The government has successfully worked for the recent passage of critical reform laws: competition policy, liberalizing the banking system, as well as managing and improving transparency of tax incentives. It has strengthened universal health insurance and sustained its conditional cash transfer program which covers millions of poor families and has been designed to improve the education and health status of the poor.

But the issue is whether the economy can sustain this record growth performance amid very challenging times. Certain headwinds could make for rough sailing.

As the Philippine economy integrates more closely with the global and regional economy, external events will have a bigger impact on domestic growth prospects. Weak external demand will have negative impacts on the growth of trade and services. The Philippines had a trade deficit equivalent to US$3.8 billion in October. China’s slowing growth and recession in Japan do not bode well for the economy. Weaknesses among ASEAN’s major trading partners will also have negative spillover effects on ASEAN member states like the Philippines.

Because of this, there is a great risk that trade-led growth may not be a viable option for the Philippines in the immediate future. The Philippines still suffers critical development constraints: infrastructure is inadequate and there are problems with connectivity. It does not help that government spending has been somewhat constricted by procurement processes and bureaucratic inefficiency. Populist legislators have also introduced revenue-eroding measures. The current Aquino administration created significant ‘fiscal space’ — a measure of the government’s room for policy maneuver — but this could eventually disappear, much to the regret of the new administration after the national elections in May 2016.

The Aquino administration ends on 30 June 2016 and, according to the Constitution, the current president cannot run for re-election. As in the past, there will be a peaceful and orderly transition to a new government, but the issue of succession provokes several questions. Will the next leader be as committed to policy reform and improved governance as Aquino? Will there be policy reversals because of tremendous pressure from opportunistic politics? Will the next leadership be able to put together an able and responsible team who will stay the course and tackle the more difficult reforms in policies and institutions?

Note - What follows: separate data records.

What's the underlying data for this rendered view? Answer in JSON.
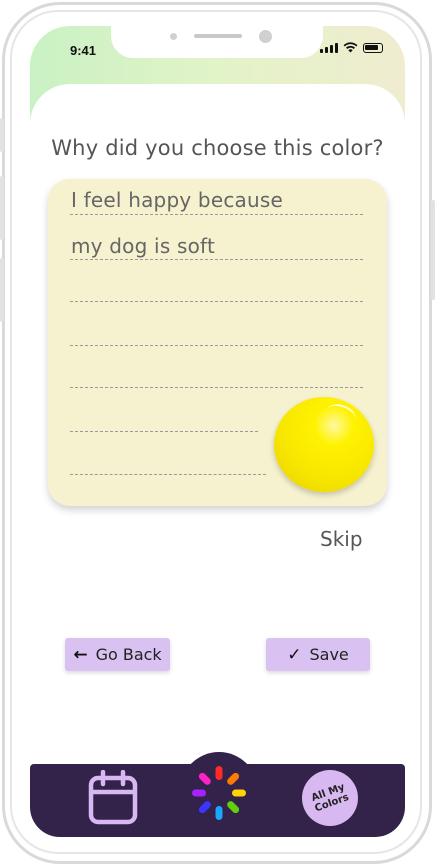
{
  "status_bar": {
    "time": "9:41"
  },
  "screen": {
    "question": "Why did you choose this color?",
    "note_lines": [
      "I feel happy because",
      "my dog is soft"
    ],
    "selected_color": "#fff200",
    "skip_label": "Skip"
  },
  "actions": {
    "back_label": "Go Back",
    "save_label": "Save"
  },
  "bottom_nav": {
    "all_colors_label": "All My Colors",
    "accent_color": "#33224a",
    "button_color": "#d9c2f2"
  }
}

There will not be a lack of contenders in the political market who might put political expediency over difficult reform. This poses a danger to the economy because Philippine politics is already personalist and opportunistic. Many voters don’t vote on issues but are mesmerized by personal charisma and (empty) promises made by political entrepreneurs.

The challenge to the electorate is to select a leader who will not flinch at the sight of difficult reforms. On the contrary, they should have the courage to make bold policy decisions and inspire the government machinery to implement them. The electorate needs to be better informed and educated. The Philippines’ recent growth experience was made possible by reforms in governance and policy.

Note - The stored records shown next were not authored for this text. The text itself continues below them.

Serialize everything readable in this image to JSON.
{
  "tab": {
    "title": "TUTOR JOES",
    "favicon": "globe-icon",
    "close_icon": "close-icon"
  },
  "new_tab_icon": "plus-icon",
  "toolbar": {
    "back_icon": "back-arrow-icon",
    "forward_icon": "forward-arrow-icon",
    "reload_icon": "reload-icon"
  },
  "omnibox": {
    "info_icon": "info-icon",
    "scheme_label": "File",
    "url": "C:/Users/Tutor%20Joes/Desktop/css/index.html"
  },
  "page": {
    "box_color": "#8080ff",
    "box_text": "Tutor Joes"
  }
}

This year’s success could serve as a reminder to the electorate to choose the right leaders. A rising middle class engendered by continuous growth, returning overseas Filipino workers who have experienced living in well-functioning societies, as well as better informed young voters who actively participate in social media could hopefully constitute the swing vote for a leader with the best interest of the country in mind.

Meanwhile, the current Philippine leadership must fully utilize its remaining political capital to pursue difficult reforms covering trade facilitation and regulatory frameworks. It must continue to invest in both human and physical capital that will raise productivity in the future.


(Gilbert M. Llanto is the president of the Philippine Institute of Development Studies.)